Nous continuâmes notre route ; et après avoir traversé Giessen, Butzbach et Friedberg, dont nous visitâmes les salines, nous arrivâmes à Francfort-sur-le-Mein vers les huit heures du soir.

Nous nous disposions à partir le lendemain, les chevaux de poste et la voiture étaient prêts, lorsqu’un nommé Freytag, résident du roi de Prusse se présente, escorté d’un officier recruteur et d’un bourgeois de mauvaise mine. Ce cortége surprit beaucoup Voltaire. Le résident l’aborda, et lui dit en baragouinant qu’il avait reçu l’ordre de lui demander la croix de l’ordre du Mérite, la clef de chambellan, les lettres ou papiers de la main de Frédéric, et l’œuvre de poëshie du roi son maître.

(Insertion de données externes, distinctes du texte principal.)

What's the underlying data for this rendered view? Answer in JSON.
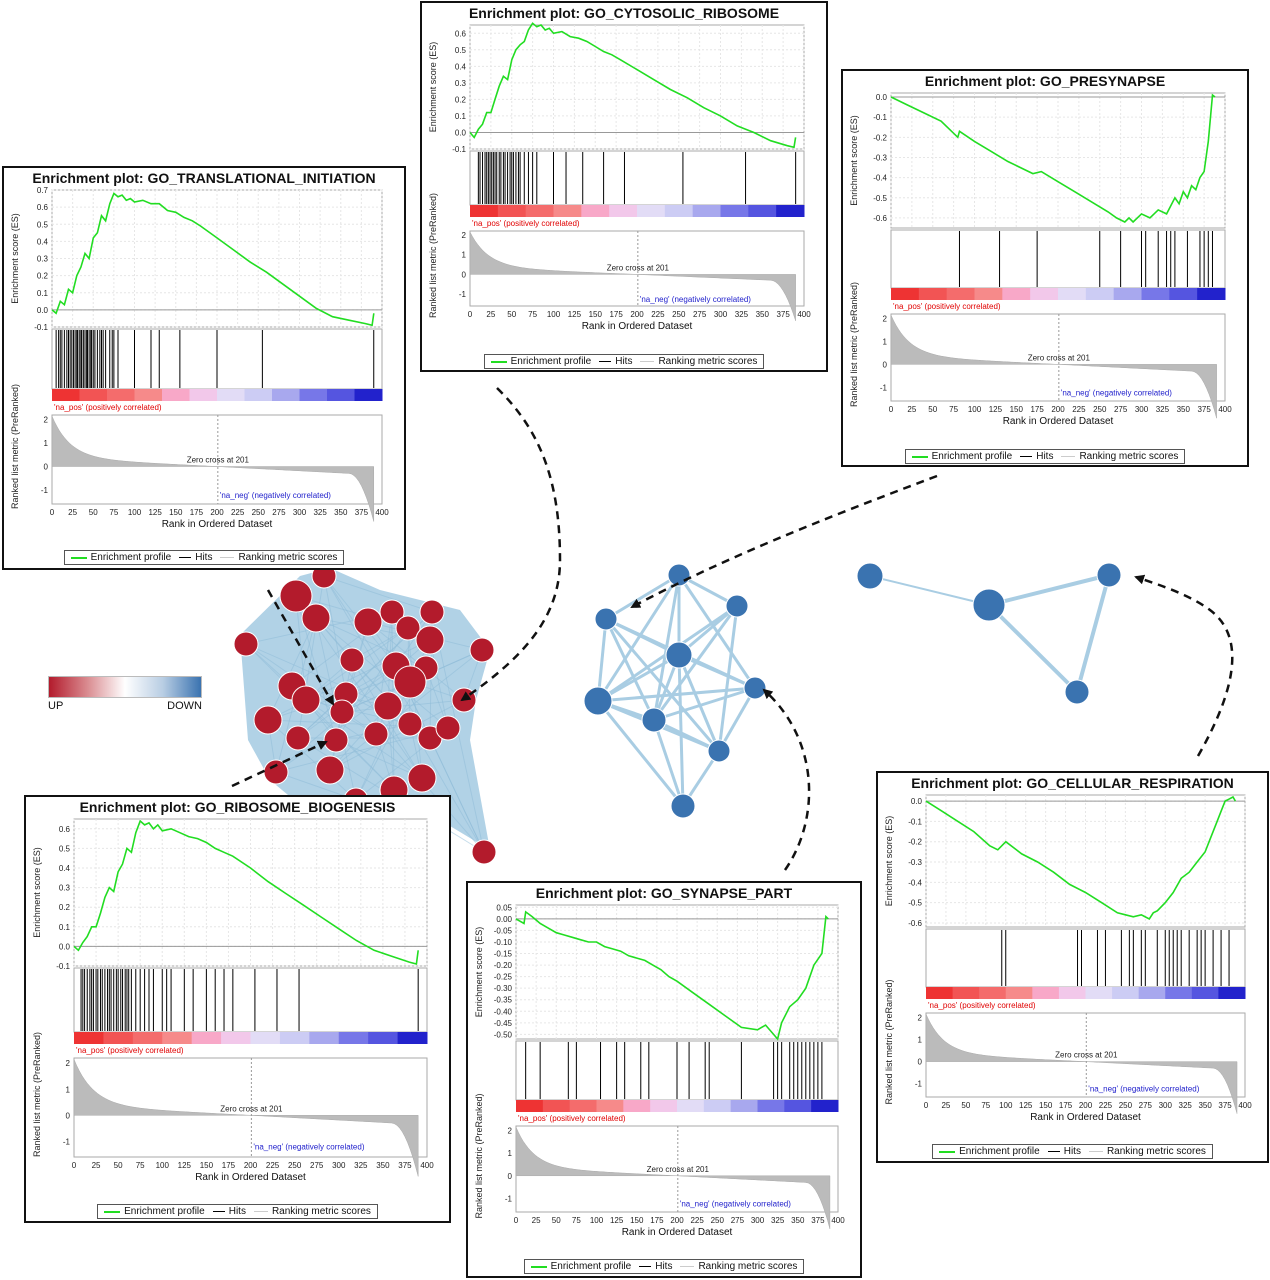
{
  "colors": {
    "es_line": "#22dd22",
    "up_node": "#b31b2c",
    "down_node": "#3a73b0",
    "edge": "#a9cde3",
    "pos_label": "#e00000",
    "neg_label": "#2222cc"
  },
  "colorbar": {
    "up_label": "UP",
    "down_label": "DOWN"
  },
  "common": {
    "ylabel_es": "Enrichment score (ES)",
    "ylabel_rank": "Ranked list metric (PreRanked)",
    "xlabel": "Rank in Ordered Dataset",
    "pos_label": "'na_pos' (positively correlated)",
    "neg_label": "'na_neg' (negatively correlated)",
    "zero_cross": "Zero cross at 201",
    "legend_profile": "Enrichment profile",
    "legend_hits": "Hits",
    "legend_ranking": "Ranking metric scores",
    "x_ticks": [
      "0",
      "25",
      "50",
      "75",
      "100",
      "125",
      "150",
      "175",
      "200",
      "225",
      "250",
      "275",
      "300",
      "325",
      "350",
      "375",
      "400"
    ],
    "rank_ticks": [
      "2",
      "1",
      "0",
      "-1"
    ]
  },
  "chart_data": [
    {
      "id": "translational",
      "type": "line",
      "title": "Enrichment plot: GO_TRANSLATIONAL_INITIATION",
      "es_ticks": [
        "0.7",
        "0.6",
        "0.5",
        "0.4",
        "0.3",
        "0.2",
        "0.1",
        "0.0",
        "-0.1"
      ],
      "ylim": [
        -0.1,
        0.7
      ],
      "xlim": [
        0,
        400
      ],
      "x": [
        0,
        5,
        10,
        15,
        20,
        25,
        30,
        35,
        40,
        45,
        50,
        55,
        60,
        65,
        70,
        75,
        80,
        85,
        90,
        95,
        100,
        110,
        120,
        130,
        140,
        150,
        160,
        170,
        180,
        200,
        220,
        240,
        260,
        280,
        300,
        320,
        340,
        360,
        380,
        388,
        390
      ],
      "es": [
        0,
        -0.02,
        0.05,
        0.03,
        0.12,
        0.1,
        0.2,
        0.25,
        0.33,
        0.3,
        0.42,
        0.45,
        0.55,
        0.52,
        0.62,
        0.68,
        0.66,
        0.67,
        0.64,
        0.65,
        0.63,
        0.64,
        0.62,
        0.62,
        0.58,
        0.57,
        0.54,
        0.52,
        0.49,
        0.42,
        0.35,
        0.28,
        0.22,
        0.15,
        0.08,
        0.01,
        -0.04,
        -0.06,
        -0.08,
        -0.09,
        -0.02
      ],
      "hits": [
        5,
        8,
        10,
        12,
        15,
        18,
        20,
        22,
        24,
        26,
        28,
        30,
        31,
        33,
        35,
        36,
        38,
        40,
        42,
        43,
        45,
        47,
        48,
        50,
        52,
        55,
        58,
        60,
        62,
        65,
        70,
        73,
        75,
        80,
        100,
        120,
        130,
        155,
        200,
        255,
        390
      ]
    },
    {
      "id": "cytosolic",
      "type": "line",
      "title": "Enrichment plot: GO_CYTOSOLIC_RIBOSOME",
      "es_ticks": [
        "0.6",
        "0.5",
        "0.4",
        "0.3",
        "0.2",
        "0.1",
        "0.0",
        "-0.1"
      ],
      "ylim": [
        -0.1,
        0.65
      ],
      "xlim": [
        0,
        400
      ],
      "x": [
        0,
        5,
        10,
        15,
        20,
        25,
        30,
        35,
        40,
        45,
        50,
        55,
        60,
        65,
        70,
        75,
        80,
        85,
        90,
        95,
        100,
        110,
        120,
        130,
        140,
        150,
        160,
        170,
        180,
        200,
        220,
        240,
        260,
        280,
        300,
        320,
        340,
        360,
        380,
        388,
        390
      ],
      "es": [
        0,
        -0.03,
        0.02,
        0.05,
        0.12,
        0.12,
        0.2,
        0.28,
        0.34,
        0.32,
        0.44,
        0.5,
        0.53,
        0.55,
        0.62,
        0.66,
        0.64,
        0.65,
        0.62,
        0.63,
        0.6,
        0.61,
        0.58,
        0.57,
        0.55,
        0.52,
        0.49,
        0.47,
        0.44,
        0.38,
        0.32,
        0.26,
        0.21,
        0.15,
        0.1,
        0.04,
        0,
        -0.05,
        -0.08,
        -0.09,
        -0.03
      ],
      "hits": [
        10,
        12,
        15,
        18,
        20,
        22,
        24,
        26,
        28,
        30,
        32,
        35,
        37,
        40,
        42,
        45,
        48,
        50,
        52,
        55,
        58,
        60,
        65,
        70,
        75,
        80,
        100,
        115,
        135,
        160,
        185,
        255,
        330,
        390
      ]
    },
    {
      "id": "presynapse",
      "type": "line",
      "title": "Enrichment plot: GO_PRESYNAPSE",
      "es_ticks": [
        "0.0",
        "-0.1",
        "-0.2",
        "-0.3",
        "-0.4",
        "-0.5",
        "-0.6"
      ],
      "ylim": [
        -0.65,
        0.02
      ],
      "xlim": [
        0,
        400
      ],
      "x": [
        0,
        20,
        40,
        60,
        80,
        82,
        100,
        120,
        140,
        160,
        170,
        180,
        200,
        220,
        240,
        260,
        270,
        280,
        285,
        290,
        300,
        310,
        320,
        330,
        340,
        345,
        350,
        355,
        360,
        365,
        370,
        375,
        380,
        385,
        388
      ],
      "es": [
        0,
        -0.04,
        -0.08,
        -0.12,
        -0.2,
        -0.17,
        -0.22,
        -0.27,
        -0.32,
        -0.36,
        -0.38,
        -0.37,
        -0.42,
        -0.47,
        -0.52,
        -0.57,
        -0.6,
        -0.62,
        -0.6,
        -0.62,
        -0.58,
        -0.6,
        -0.56,
        -0.58,
        -0.5,
        -0.53,
        -0.47,
        -0.5,
        -0.44,
        -0.46,
        -0.4,
        -0.37,
        -0.22,
        0.01,
        0
      ],
      "hits": [
        82,
        130,
        175,
        250,
        275,
        300,
        305,
        320,
        330,
        335,
        340,
        355,
        370,
        375,
        380,
        385
      ]
    },
    {
      "id": "ribosome_bio",
      "type": "line",
      "title": "Enrichment plot: GO_RIBOSOME_BIOGENESIS",
      "es_ticks": [
        "0.6",
        "0.5",
        "0.4",
        "0.3",
        "0.2",
        "0.1",
        "0.0",
        "-0.1"
      ],
      "ylim": [
        -0.1,
        0.65
      ],
      "xlim": [
        0,
        400
      ],
      "x": [
        0,
        5,
        10,
        15,
        20,
        25,
        30,
        35,
        40,
        45,
        50,
        55,
        60,
        65,
        70,
        75,
        80,
        85,
        90,
        95,
        100,
        110,
        120,
        130,
        140,
        150,
        160,
        170,
        180,
        200,
        220,
        240,
        260,
        280,
        300,
        320,
        340,
        360,
        380,
        388,
        390
      ],
      "es": [
        0,
        -0.02,
        0.02,
        0.05,
        0.1,
        0.1,
        0.17,
        0.25,
        0.3,
        0.28,
        0.38,
        0.42,
        0.5,
        0.48,
        0.58,
        0.64,
        0.62,
        0.63,
        0.6,
        0.62,
        0.59,
        0.6,
        0.58,
        0.56,
        0.55,
        0.53,
        0.5,
        0.48,
        0.46,
        0.4,
        0.33,
        0.27,
        0.21,
        0.15,
        0.09,
        0.03,
        -0.02,
        -0.05,
        -0.08,
        -0.09,
        -0.02
      ],
      "hits": [
        8,
        10,
        12,
        15,
        18,
        20,
        22,
        25,
        27,
        30,
        32,
        35,
        38,
        40,
        42,
        45,
        48,
        50,
        53,
        55,
        58,
        60,
        62,
        65,
        70,
        75,
        80,
        85,
        90,
        100,
        105,
        110,
        125,
        135,
        150,
        160,
        170,
        180,
        205,
        230,
        255,
        390
      ]
    },
    {
      "id": "synapse_part",
      "type": "line",
      "title": "Enrichment plot: GO_SYNAPSE_PART",
      "es_ticks": [
        "0.05",
        "0.00",
        "-0.05",
        "-0.10",
        "-0.15",
        "-0.20",
        "-0.25",
        "-0.30",
        "-0.35",
        "-0.40",
        "-0.45",
        "-0.50"
      ],
      "ylim": [
        -0.52,
        0.06
      ],
      "xlim": [
        0,
        400
      ],
      "x": [
        0,
        10,
        12,
        20,
        30,
        40,
        50,
        60,
        70,
        80,
        90,
        100,
        110,
        120,
        130,
        140,
        150,
        160,
        170,
        180,
        190,
        200,
        220,
        240,
        260,
        280,
        300,
        310,
        320,
        325,
        330,
        340,
        350,
        360,
        370,
        380,
        385,
        388
      ],
      "es": [
        0,
        -0.02,
        0.03,
        0.01,
        -0.02,
        -0.04,
        -0.06,
        -0.07,
        -0.08,
        -0.09,
        -0.1,
        -0.1,
        -0.12,
        -0.13,
        -0.14,
        -0.16,
        -0.17,
        -0.18,
        -0.2,
        -0.22,
        -0.25,
        -0.27,
        -0.32,
        -0.37,
        -0.42,
        -0.47,
        -0.48,
        -0.46,
        -0.5,
        -0.52,
        -0.45,
        -0.38,
        -0.35,
        -0.3,
        -0.2,
        -0.15,
        0.01,
        0
      ],
      "hits": [
        12,
        30,
        65,
        75,
        105,
        125,
        135,
        155,
        165,
        200,
        215,
        235,
        240,
        280,
        320,
        325,
        330,
        340,
        345,
        350,
        355,
        360,
        365,
        370,
        375,
        380
      ]
    },
    {
      "id": "cellular_resp",
      "type": "line",
      "title": "Enrichment plot: GO_CELLULAR_RESPIRATION",
      "es_ticks": [
        "0.0",
        "-0.1",
        "-0.2",
        "-0.3",
        "-0.4",
        "-0.5",
        "-0.6"
      ],
      "ylim": [
        -0.62,
        0.03
      ],
      "xlim": [
        0,
        400
      ],
      "x": [
        0,
        20,
        40,
        60,
        80,
        90,
        100,
        120,
        140,
        160,
        180,
        200,
        220,
        240,
        250,
        260,
        270,
        280,
        285,
        290,
        300,
        310,
        320,
        330,
        340,
        350,
        355,
        360,
        365,
        370,
        375,
        380,
        385,
        388
      ],
      "es": [
        0,
        -0.05,
        -0.1,
        -0.15,
        -0.22,
        -0.24,
        -0.2,
        -0.26,
        -0.3,
        -0.35,
        -0.41,
        -0.45,
        -0.5,
        -0.55,
        -0.56,
        -0.57,
        -0.56,
        -0.58,
        -0.55,
        -0.54,
        -0.5,
        -0.45,
        -0.38,
        -0.35,
        -0.3,
        -0.25,
        -0.2,
        -0.15,
        -0.1,
        -0.05,
        0,
        0.01,
        0.02,
        0
      ],
      "hits": [
        95,
        100,
        190,
        195,
        215,
        225,
        245,
        255,
        260,
        270,
        275,
        290,
        300,
        305,
        310,
        315,
        320,
        330,
        340,
        345,
        350,
        360,
        370,
        380
      ]
    }
  ]
}
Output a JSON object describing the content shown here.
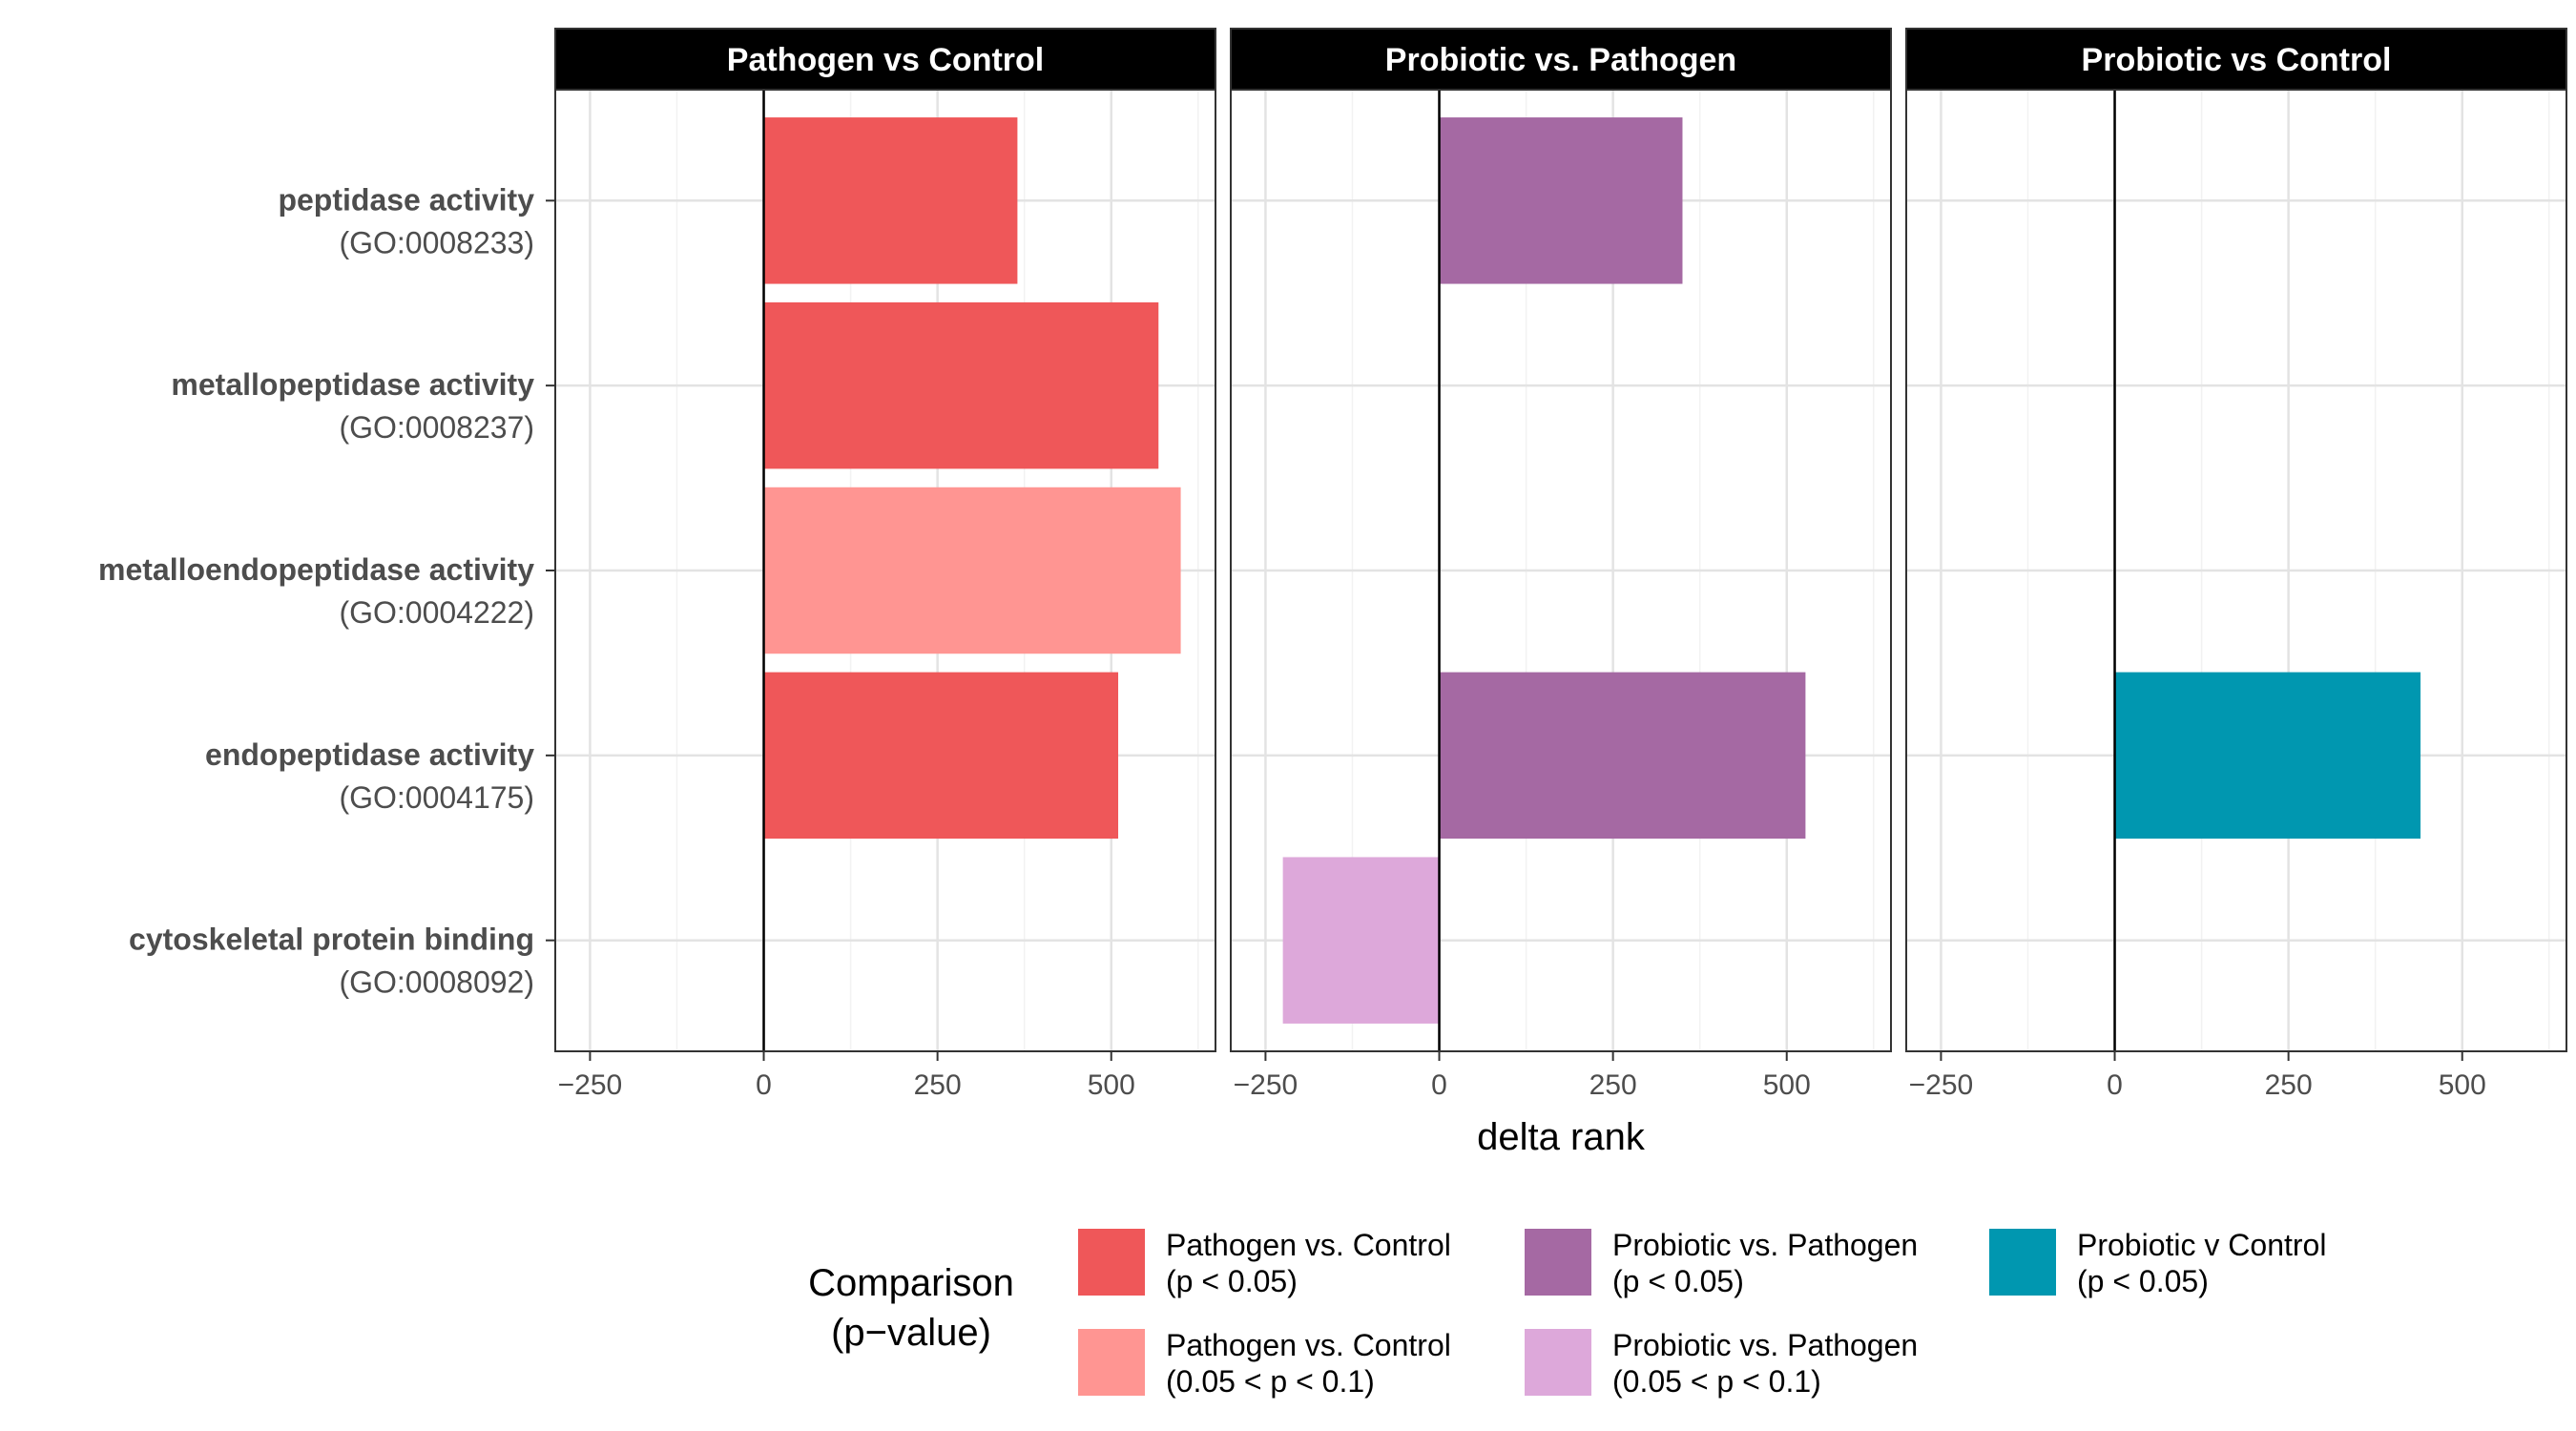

Voltaire rendit sur-le-champ la croix et la clef ; il ouvrit ensuite ses malles et ses portefeuilles, et dit à ces messieurs qu’ils pouvaient prendre tous les papiers de la main du roi ; qu’à l’égard de l’œuvre de poëshie, il l’avait laissée à Leipsick, dans une caisse destinée pour Strasbourg ; mais qu’il allait écrire dans le moment pour la faire venir à Francfort, et qu’il resterait dans la ville jusqu’à ce qu’elle fût arrivée. Cet arrangement fut ratifié et signé des deux côtés. Freytag écrivit ce billet : « Monsir, sitôt le gros ballot de Leipzig sera ici, où est l’œuvre de poëshie du roi mon maître, et l’œuvre de poëshie rendu à moi, vous pourrez partir où vous paraîtra bon. À Francfort, 1er juin 1753. Freytag, résident du roi mon maître. » Voltaire écrivait au bas du billet : « Bon pour l’œuvre de poëshie du roi votre maître. Voltaire[1]. »

  1. Ces détails sont fort enjolivés d’après Voltaire ; on peut voir le texte exact du billet dans la Correspondance.